Le progrès économique est si riche, si large et kaléidoscopique qu’il ne peut être réduit à un indicateur comme celui de l’évolution du produit intérieur brut. Or, tout démontre que, loin de s’éloigner, les riches et les pauvres convergent dans la satisfaction de ce qui est le plus nécessaire. En définitive, non seulement nous progressons, mais nous progressons de manière plus égale et à un rythme supérieur à ce que peuvent nous dire les chiffres.
Si, par exemple, on analyse le fait que le PIB par habitant au Chili a triplé durant ces vingt dernières années en termes réels, nous pouvons, de manière intuitive, nous faire une idée de ce qui s’est passé pendant cette période : les revenus des Chiliens, mesurés en dollars constants, ont, grosso modo, triplé. Mais la réalité est beaucoup plus complexe que cela. Car, pour nous rapprocher de la réalité, nous avons tenu compte de l’inflation et de l’augmentation générale des prix. Mais ce qui nous intéresse réellement dans la vie réelle c’est de savoir ce que l’on peut acheter avec l’argent. Or le calcul de l’inflation ne peut seulement capter, maladroitement, que le prix des biens, mais pas leur qualité. Quand les organismes publics (instituts nationaux de statistiques, bureaux de recherche universitaires, etc.) élaborent le fameux « panier de la ménagère » et créent une catégorie pour les produits informatiques, ils ne distinguent pas, ou très mal, un antique processeur 286 d’un Pentium Dual-Core, les deux entrant dans la même case. En réalité, à mesure que passe le temps, les améliorations technologiques nous rendent la vie plus facile et commode, et nous permettent de faire plus de choses qu’avant. Un progrès qui, très souvent, passe inaperçu aux yeux de ceux qui enregistrent les prix.

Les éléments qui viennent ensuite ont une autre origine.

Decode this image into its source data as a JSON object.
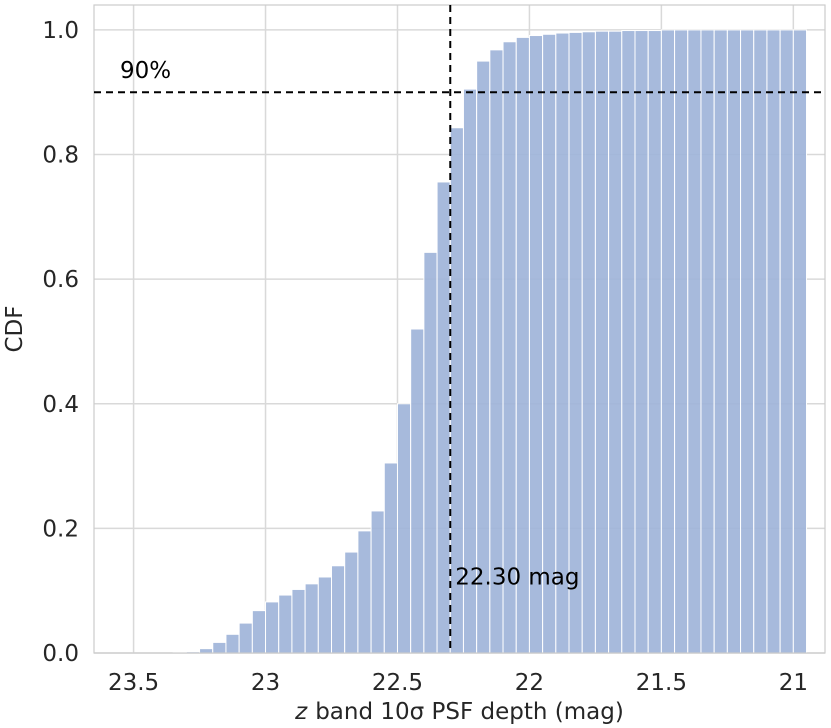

Ce n’est pas l’unique raison pour laquelle les données macro-économiques sont incapables de rendre toute la richesse du progrès économique. Il y a déjà cinq ans, deux économistes américains, Christian Broda et David Weinstein, ont mené une intérssante enquête (« Are We Underestimating the Gains from Globalization for the United States ? »), dans laquelle ils se demandaient si les chiffres ne donnaient pas une impression erronée des bénéfices de la globalisation pour les États-Unis. C’est ainsi qu’ils ont constaté qu’en 1972, les États-Unis importaient 7.800 différents types de biens, chacun importé, en moyenne, de six pays. En 2001, les chiffres donnaient 16.390 sortes de biens, plus du double, importés chacun de plus ou moins douze pays en moyenne. C’est-à-dire, que la variété des bien importés, comme ceux qui sont produits, est chaque fois plus grande. En conséquence, les consommateurs ont chaque fois plus d’options pour choisir, et la même chose se produit dans le monde entier. Chaque année, sont produits des biens nouveaux, sans précédents. Or rien de tout cela ne transparaît dans les données macro-économiques.
L’insuffisance des chiffres pour embrasser dans sa totalité le développement économique revêt encore un autre aspect, qui se voit clairement si l’on observe les plus pauvres du monde. Il existe des zones où les revenus que génèrent les pauvres ont à peine changé ces dernières décennies, ce qui laisse suggérer une stagnation qui laisserait ces personnes en marge de la prospérité générée par la globalisation. Mais, même dans ces zones, se produit une amélioration de la qualité de la vie que le PIB ne peut rendre. C’est ainsi que dans un article publié dans Reason et intitulé « The Poor May Not Be Getting Richer », Ronald Bailey se réfère à une étude de Charles Kenny (« Why Are We Worried About Income ? Nearly Everything that Matters is Converging ») où ce dernier essayait d’analyser quelle était la convergence réelle entre les pauvres et les riches dans le monde, au travers de données qui concernent les nécessités vitales, comme la consommation de calories, l’espérance de vie, l’analphabétisme ou la mortalité infantile. Or, tout démontre que, loin de s’éloigner, les riches et les pauvres convergent dans la satisfaction de ce qui est le plus nécessaire. En définitive, non seulement nous progressons, mais nous progressons de manière plus égale et à un rythme supérieur à ce que peuvent nous dire les chiffres.